THE women's 100-metre butterfly final may have looked a thriller, as a resurgent Libby Trickett and her close friend and Australian team-mate Jessicah Schipper raced home to win gold and bronze, respectively. But the real drama happened before the start, in the swimmers' marshalling area.
With only seconds to go, Trickett was choking back a vomiting attack. Worse, Schipper was panicking and in tears, as she struggled out of her futuristic, fastskin swimsuit - which had suffered what was later described as a "zipper malfunction" - and climb into a replacement.
"For a while in there it was just total chaos," a team official admitted later.
Pre-race nerves are nothing new for Trickett, 23, who had a similar costume malfunction the previous day. "Nerves are part of the way my body gets me ready to race. This time, though, I was nervous to the point where I was almost vomiting."
However, she quickly talked herself out of the crisis. "Just before I walked out, I thought, 'You're here, you've done the work, you have the confidence to do a good job.' " At that point, she explained with a smile and a sigh of relief, a "nice feeling of calm came over me".
Schipper, 21, who has been in the wake of Australia's latest "Madame Butterfly" for several years, was not so fortunate.
She seemed reluctant to go into detail, saying only: "I was getting into my suit as we were going into marshalling and it wouldn't zip up. I had to do a quick change into another suit.
I got it on in the end, but I was probably a little bit stressed out."
It was later revealed that Trickett, swim-team officials and representatives of Speedo, makers of the LZR Racer, all helped a tearful Schipper strip and climb into a replacement. The team spokesman, Ian Hanson, confirmed that the suits are so tight that putting them on can take several minutes.
"After all the drama, that was an extraordinary swim by Jessicah," Hanson said. Inevitably, it was a subdued Schipper who faced the cameras afterwards, though she thanked Trickett for helping her settle down and insisted she was "happy with the way things had turned out".
Trickett, by contrast, was still shaking with emotion, with joy, with relief, more than an hour after the event. She had been disappointed with her gold, bronze and 9th place (semi-final) finish in Athens four years ago,
and felt that here she had realised her true potential.
"I'm in my career-best form," said Trickett, who won a bronze with the relay team on Sunday. "To come here and swim a personal best time in an Olympic final is more than I could have hoped for. And to walk away with a gold medal
well, it's blown me away. Anything I do from here is like a bonus."

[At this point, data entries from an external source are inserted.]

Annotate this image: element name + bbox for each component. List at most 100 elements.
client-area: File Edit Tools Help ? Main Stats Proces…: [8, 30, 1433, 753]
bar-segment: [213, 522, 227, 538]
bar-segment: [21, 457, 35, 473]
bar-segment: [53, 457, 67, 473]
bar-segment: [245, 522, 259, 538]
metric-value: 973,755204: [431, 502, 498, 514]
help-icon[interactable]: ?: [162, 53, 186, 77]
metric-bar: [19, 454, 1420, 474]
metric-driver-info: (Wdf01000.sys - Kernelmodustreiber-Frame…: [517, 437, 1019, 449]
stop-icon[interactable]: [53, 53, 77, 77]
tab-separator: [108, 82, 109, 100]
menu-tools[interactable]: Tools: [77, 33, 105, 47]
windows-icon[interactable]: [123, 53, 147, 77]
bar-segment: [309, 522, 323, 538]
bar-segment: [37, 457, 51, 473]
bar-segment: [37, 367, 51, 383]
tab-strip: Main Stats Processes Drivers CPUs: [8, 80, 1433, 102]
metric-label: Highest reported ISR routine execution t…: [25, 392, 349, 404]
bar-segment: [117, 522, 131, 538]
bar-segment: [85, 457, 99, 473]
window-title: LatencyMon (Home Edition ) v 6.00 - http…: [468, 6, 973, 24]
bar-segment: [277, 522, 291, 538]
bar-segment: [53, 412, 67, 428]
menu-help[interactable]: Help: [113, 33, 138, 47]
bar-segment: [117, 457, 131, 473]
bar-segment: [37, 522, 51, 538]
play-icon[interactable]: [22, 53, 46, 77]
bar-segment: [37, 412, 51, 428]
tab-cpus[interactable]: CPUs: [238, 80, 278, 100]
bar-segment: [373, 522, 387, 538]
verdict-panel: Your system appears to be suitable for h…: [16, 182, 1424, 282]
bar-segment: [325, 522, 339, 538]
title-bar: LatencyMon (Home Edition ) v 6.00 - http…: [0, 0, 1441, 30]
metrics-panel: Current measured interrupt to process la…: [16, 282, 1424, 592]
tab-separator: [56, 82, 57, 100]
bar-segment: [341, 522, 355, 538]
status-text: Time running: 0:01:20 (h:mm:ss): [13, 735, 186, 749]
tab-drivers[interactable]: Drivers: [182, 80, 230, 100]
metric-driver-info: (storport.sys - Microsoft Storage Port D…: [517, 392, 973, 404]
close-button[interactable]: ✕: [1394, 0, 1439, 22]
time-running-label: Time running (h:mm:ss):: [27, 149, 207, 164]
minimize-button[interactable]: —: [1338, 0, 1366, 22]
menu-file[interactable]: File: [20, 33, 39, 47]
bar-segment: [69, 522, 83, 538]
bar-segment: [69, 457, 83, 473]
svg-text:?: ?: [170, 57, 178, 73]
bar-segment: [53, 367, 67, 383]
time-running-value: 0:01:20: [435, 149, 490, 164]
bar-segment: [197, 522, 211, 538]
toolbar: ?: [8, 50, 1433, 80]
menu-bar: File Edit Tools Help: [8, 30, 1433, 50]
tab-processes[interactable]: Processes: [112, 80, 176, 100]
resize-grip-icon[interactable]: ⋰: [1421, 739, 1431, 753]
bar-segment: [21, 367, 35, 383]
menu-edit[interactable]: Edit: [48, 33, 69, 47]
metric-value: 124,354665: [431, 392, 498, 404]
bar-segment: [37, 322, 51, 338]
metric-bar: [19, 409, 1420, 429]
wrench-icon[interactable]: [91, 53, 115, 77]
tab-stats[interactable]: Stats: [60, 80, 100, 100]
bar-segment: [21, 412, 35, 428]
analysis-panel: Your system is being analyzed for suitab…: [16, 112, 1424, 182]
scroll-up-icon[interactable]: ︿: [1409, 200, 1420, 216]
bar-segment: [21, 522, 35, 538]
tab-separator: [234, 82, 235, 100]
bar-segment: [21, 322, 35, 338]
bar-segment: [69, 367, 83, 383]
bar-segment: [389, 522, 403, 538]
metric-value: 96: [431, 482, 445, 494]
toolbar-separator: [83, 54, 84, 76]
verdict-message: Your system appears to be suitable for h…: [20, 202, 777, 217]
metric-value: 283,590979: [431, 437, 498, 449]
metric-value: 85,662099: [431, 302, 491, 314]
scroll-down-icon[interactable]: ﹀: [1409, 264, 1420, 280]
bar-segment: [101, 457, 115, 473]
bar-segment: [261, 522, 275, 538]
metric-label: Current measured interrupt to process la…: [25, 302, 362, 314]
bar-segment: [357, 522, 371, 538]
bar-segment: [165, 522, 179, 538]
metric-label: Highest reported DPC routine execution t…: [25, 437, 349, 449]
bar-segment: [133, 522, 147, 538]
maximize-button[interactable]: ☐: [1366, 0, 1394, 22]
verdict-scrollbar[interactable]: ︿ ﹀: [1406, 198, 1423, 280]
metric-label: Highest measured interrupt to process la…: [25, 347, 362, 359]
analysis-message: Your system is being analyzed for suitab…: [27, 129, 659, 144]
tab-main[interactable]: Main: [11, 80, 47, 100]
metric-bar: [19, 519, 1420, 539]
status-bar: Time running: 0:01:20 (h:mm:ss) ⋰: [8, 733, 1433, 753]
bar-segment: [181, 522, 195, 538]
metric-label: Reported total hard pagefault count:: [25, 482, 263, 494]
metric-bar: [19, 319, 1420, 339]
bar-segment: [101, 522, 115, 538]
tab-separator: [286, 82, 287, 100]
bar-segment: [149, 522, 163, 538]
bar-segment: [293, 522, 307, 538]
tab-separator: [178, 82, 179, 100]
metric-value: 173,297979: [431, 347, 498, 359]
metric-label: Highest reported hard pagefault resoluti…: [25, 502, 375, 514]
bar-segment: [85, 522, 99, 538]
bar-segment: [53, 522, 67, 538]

She said the Water Cube aquatic centre was like a home from home, a home from Homebush Bay.
"It's a very fast course
for an Australian it feels a lot like Olympic Park in Sydney. I just love racing there," she said.
Trickett displayed a tattoo on her wrist that reads "Light of my life". It reminds her of the important things in her life, such as her husband and team-mate Luke, who was there to cheer her home.
Elsewhere on golden pond, Australia's boosted its medal tally after two days to five, when the men's 4x100m relay team won bronze behind the breast-beating, alpha-male Americans and the disappointed French.
It was an encouraging start for the team which had to wait until the last event to win a medal at the Melbourne Commonwealth Games two years ago.
Yesterday's medal was hard-won. Eamon Sullivan set an individual world record of 47.24 seconds in his lead-off leg. Team-mate Ashley Callus collapsed with exhaustion and spent about 10 minutes poolside before recovering.
There are, of course, other nations, other sports, other winners at these Games.
The American swimmer Michael Phelps kept his dream of a record eight medals at one Olympics alive by powering the relay team home, but struggled to qualify for the 200m freestyle final.
Two little-known British swimmers, Rebecca Adlington and Joanne Jackson, finished first and third in the women's 400m freestyle.
And at the shooting range, India's Abhinav Bindra won gold in the men's 10m air rifle, beating off a challenge from the local hero and Athens gold medallist Zhu Qinan.